JM - Viajo muito, recebo muitos discos, e a maioria não consigo ouvir. Cito a Orquestra Imperial, o trabalho do Kassim, do Domenico. De todos os lugares do Brasil algo chama atenção. A música gaúcha já tem toques nordestinos e de blues. Poderia te dizer nomes e nomes de pessoas, não só daqueles que gravaram minhas músicas. Aí vou deixar alguém de fora. Analisando, o cenário é de criatividade total. A garotada já vem com a técnica e facilidade da eletrônica, toda essa cibernética. Eles vêem com a possibilidade concreta de ter o produto ali e poder circular. Antigamente era outro mundo. O Tropicalismo triturou e arrebentou as fronteiras e abriu caminhos. Qual foi a grande herança do Tropicalismo?Então, hoje você não tem mais uma ideologia. A grande herança do Tropicalismo é a ênfase na alegria, no otimismo, na quebra dos preconceitos e na afirmação da imensa cultura do Brasil. Esse amálgama, inclusive de idéias contrárias, da diversidade. Aqui a cultura negra, indígena e branca influenciam uma a outra. Isso tudo se abriu e agora o Brasil é um exemplo para o mundo. Na gestão anterior do Berlusconi, seu secretário de cultura publicou um livro chamado «Medo e Hedonismo». Nele, ele diz que a brasilificação do mundo já começou. Começou pelo futebol, também pelo jeito de acolher a idéia contrária, reinterpretar tudo. Esse jeitinho e a malemolência. Ele faz uma análise do samba de roda, da música caipira. Outro exemplo, o Obama quando foi entrevistado, disse ao jornalista: «Você não vê que eu sou brasileiro?». O jornalista se espantou, ficou meio atrapalhado. Depois disso, há um mês o Itamaraty foi se apresentar a ele e o Obama disse: «Eu sou baiano. Eu sou baiano». Daí o outro candidato, John McCain, disse: «Mentira. O Obama tá mentindo, quem ama o Brasil sou eu. Já fui várias vezes, tive uma namorada brasileira». Quando dois candidatos disputariam a bênção do Brasil?
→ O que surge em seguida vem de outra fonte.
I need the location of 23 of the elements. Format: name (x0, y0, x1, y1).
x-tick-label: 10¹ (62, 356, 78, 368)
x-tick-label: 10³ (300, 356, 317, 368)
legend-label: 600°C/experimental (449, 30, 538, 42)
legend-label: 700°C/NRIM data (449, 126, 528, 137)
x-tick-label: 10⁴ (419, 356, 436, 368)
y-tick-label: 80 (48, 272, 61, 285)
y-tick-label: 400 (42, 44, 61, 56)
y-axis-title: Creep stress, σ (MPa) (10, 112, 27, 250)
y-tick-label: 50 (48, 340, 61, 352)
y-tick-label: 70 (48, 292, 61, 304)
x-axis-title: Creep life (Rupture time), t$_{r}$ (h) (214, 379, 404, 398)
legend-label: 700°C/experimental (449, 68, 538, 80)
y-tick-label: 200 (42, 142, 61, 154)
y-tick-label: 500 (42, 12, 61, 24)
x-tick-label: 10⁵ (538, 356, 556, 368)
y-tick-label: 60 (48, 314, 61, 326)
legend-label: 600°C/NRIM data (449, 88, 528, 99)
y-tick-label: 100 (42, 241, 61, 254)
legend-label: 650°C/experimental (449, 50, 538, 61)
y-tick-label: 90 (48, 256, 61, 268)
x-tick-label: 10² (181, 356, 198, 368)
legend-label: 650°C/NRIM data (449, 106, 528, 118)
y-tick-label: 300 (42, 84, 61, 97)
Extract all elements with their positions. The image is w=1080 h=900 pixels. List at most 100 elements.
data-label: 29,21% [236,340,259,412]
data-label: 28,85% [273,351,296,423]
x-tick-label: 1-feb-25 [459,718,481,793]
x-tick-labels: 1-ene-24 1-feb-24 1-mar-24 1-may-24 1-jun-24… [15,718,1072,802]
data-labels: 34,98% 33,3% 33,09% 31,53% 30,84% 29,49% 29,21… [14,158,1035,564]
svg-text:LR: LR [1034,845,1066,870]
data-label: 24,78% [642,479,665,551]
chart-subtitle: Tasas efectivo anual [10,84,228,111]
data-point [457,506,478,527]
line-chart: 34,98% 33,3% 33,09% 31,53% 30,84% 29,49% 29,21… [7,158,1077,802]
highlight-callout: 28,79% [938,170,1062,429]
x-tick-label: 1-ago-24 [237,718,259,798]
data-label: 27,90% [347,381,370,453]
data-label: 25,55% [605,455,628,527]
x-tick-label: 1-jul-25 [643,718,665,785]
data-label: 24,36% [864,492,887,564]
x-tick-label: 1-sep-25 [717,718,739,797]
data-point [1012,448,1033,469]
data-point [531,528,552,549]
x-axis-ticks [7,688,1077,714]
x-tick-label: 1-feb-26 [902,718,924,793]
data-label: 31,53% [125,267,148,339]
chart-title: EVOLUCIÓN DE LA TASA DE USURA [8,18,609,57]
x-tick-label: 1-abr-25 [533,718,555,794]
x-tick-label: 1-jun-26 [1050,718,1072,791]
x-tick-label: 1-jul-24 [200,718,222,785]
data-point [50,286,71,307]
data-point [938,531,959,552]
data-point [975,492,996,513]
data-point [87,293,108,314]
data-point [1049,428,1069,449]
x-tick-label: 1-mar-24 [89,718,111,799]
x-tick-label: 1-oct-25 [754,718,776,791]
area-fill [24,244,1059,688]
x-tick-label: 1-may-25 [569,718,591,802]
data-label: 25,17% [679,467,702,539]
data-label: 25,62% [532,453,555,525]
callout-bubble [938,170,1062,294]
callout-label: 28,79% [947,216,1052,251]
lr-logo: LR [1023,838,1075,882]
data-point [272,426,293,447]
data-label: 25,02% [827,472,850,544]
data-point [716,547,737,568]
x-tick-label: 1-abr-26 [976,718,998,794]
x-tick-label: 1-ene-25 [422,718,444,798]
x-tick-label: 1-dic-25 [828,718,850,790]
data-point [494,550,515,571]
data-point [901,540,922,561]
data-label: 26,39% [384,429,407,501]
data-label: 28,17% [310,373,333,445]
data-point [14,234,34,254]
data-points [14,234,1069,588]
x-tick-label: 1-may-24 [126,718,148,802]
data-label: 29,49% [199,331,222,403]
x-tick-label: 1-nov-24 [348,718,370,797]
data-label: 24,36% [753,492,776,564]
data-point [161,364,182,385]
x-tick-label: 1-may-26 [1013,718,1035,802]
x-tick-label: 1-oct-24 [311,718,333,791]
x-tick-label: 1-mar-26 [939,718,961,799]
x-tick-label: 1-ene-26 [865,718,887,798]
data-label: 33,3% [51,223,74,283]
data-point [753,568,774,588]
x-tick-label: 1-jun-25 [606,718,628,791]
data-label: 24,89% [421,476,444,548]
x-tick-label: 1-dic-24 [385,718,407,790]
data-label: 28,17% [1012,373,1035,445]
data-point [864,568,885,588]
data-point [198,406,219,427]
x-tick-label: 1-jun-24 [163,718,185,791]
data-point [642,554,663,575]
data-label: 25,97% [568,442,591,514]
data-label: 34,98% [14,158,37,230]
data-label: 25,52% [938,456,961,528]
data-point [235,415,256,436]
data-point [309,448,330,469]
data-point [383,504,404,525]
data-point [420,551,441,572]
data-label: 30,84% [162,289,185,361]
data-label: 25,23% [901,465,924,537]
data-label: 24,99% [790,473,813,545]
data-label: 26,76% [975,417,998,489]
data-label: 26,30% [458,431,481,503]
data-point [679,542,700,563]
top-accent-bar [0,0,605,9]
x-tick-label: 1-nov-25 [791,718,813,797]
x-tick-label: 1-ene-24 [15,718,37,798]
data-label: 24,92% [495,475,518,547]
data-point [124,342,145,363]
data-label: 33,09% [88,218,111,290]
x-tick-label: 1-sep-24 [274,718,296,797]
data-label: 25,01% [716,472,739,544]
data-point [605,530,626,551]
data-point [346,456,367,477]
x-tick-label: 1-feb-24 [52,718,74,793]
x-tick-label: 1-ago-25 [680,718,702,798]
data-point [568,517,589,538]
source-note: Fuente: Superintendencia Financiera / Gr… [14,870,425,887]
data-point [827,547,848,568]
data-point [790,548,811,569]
CB - Você é amigo do Gilberto Gil há muitos anos, mas ele tem sido criticado como ministro da Cultura. Que avaliação você faz do ministro?
JM - Eu acho que nunca houve um ministro da cultura assim. Ele inovou grande parte do prestígio merecido que o Brasil tem no mundo. Isso é obra dele, claro que do presidente Lula, mas muito mais pela ação do Ministério da Cultura. Essa inovação dos Pontos de Cultura, elogiada no mundo todo, é uma coisa inédita, porque eles têm autonomia de verba e estão conectados pela cibernética. Uma experiência totalmente revolucionária. Pelo que eu sei, a repercussão aqui e fora é positiva. Claro, há críticas, falhas. A classe dos artistas reclama que ele poderia fazer mais por ela, mas ele se vê como ministro e não respondendo apenas pela classe. Nós somos um continente, e começamos há 500 anos, então você pode encontrar erros que ainda são menores comparados aos pontos positivos. O que ele fez vai repercutir durante muito tempo.



CB - Sobre a Lei Rouanet, e sua gestão, qual sua opinião sobre a necessidade de mudanças?

JM - Acho que o ministério tem que agilizar a Lei Rouanet, a única coisa boa, além da abertura dos portos, no Governo Collor. A queixa é que os contemplados são os famosos, para quem o patrocínio interessa. Mas isso tudo está em vias de mudanças. A democracia é isso. Prefiro falar em termos abrangentes históricos, do que entrar em detalhes. Fui convidado pelo Gil para ser um agitador cultural, e esse terreno da lei prefiro deixar para pessoas mais capacitadas, embora seja a favor da agilização. E acho que para cultura e educação, o Brasil deveria fazer um fundo para investir R$ 100 bilhões.



CB - E sua avaliação do Lula? Você acha que o Brasil do Lula é melhor que o Brasil de antes?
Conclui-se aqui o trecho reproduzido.